When it comes to choosing a breast reconstruction, patients are guided by their surgeons toward what should be the best choice. What if the best choice isn’t necessarily an option? What then?
Nearly every article I write is prompted by an interaction with a patient. I am asked questions every day in the outpatient clinic that I have addressed in this blog. But occasionally, I receive emails from women who have already seen other surgeons, who feel that perhaps they haven’t been offered the best option for them. I have written previously about the fact that surgeons can have a profound influence over their patients’ choices.
I recently received an email from a patient looking for some information about her options. This lady has recently been diagnosed with a new, second primary tumour in her right breast. She had previously had chemotherapy, a lumpectomy, and then radiation to that breast.

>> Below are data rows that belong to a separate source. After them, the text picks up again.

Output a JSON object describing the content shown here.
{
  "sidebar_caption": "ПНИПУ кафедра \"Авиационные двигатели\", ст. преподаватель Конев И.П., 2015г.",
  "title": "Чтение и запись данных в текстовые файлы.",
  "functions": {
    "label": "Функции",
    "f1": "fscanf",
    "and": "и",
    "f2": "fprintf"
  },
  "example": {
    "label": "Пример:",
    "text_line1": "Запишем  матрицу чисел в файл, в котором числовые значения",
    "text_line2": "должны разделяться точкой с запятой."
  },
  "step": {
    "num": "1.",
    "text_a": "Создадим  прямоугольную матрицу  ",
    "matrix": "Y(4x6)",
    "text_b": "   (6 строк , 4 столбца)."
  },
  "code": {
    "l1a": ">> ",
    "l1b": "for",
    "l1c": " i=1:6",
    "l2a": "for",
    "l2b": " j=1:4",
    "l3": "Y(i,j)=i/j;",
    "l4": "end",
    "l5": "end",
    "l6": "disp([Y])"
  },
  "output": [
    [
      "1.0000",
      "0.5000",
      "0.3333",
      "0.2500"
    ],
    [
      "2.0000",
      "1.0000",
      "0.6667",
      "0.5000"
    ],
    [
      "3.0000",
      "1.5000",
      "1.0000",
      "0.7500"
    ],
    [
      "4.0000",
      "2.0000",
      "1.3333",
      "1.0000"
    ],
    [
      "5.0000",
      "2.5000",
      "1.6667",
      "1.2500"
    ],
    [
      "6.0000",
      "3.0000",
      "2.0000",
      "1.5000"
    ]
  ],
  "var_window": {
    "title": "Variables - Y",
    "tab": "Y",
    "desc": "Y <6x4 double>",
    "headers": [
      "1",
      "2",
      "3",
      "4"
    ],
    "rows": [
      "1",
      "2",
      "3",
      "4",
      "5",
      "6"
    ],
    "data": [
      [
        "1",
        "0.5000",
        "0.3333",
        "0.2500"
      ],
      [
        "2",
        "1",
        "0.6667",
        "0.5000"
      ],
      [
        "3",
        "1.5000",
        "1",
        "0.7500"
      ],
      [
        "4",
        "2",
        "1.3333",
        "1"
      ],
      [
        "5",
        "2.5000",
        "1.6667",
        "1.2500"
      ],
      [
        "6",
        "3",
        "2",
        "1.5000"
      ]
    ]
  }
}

With the new diagnosis, she is now looking at a mastectomy to treat the cancer, as well as a risk-reducing mastectomy on the other side. She is a young, slim woman, although she has been told she has sufficient abdominal tissue to allow for a DIEP flap. The problem for her is that a DIEP will only offer her a very small reconstructed breast, and the surgeons she has consulted feel that she would do best with a Latissimus dorsi flap. The thought of using the LD muscle from the back worries her however – this lady would prefer a DIEP, even if the volume of the reconstruction is small. There are other concerns also, including whether the blood vessels in her abdomen are adequate, whether muscle would be taken with the flap, and if so what this would mean for her down the track.
The options for bilateral breast reconstruction in a slim, small breasted woman are quite specific. In a patient who may not be able to adequately reconstruct the breast volume using abdominal tissue alone, there is a need to consider alternative techniques. There’s certainly plenty to discuss. These are all quite meaty issues, and they are really very common. So, over the next few articles, I will try to cover alternatives to DIEPs, and when & why whose alternatives are required; we’ll think about the issues of symmetry and also reconstructing a larger breast; and obviously it is past time for me to explain the use of CT scans for DIEP flaps in the pre-operative work-up. And lastly, I will get onto a rather contentious issue: the incidence of hernias and bulges after abdominal free flaps and what it means to patients.
More to come, very soon!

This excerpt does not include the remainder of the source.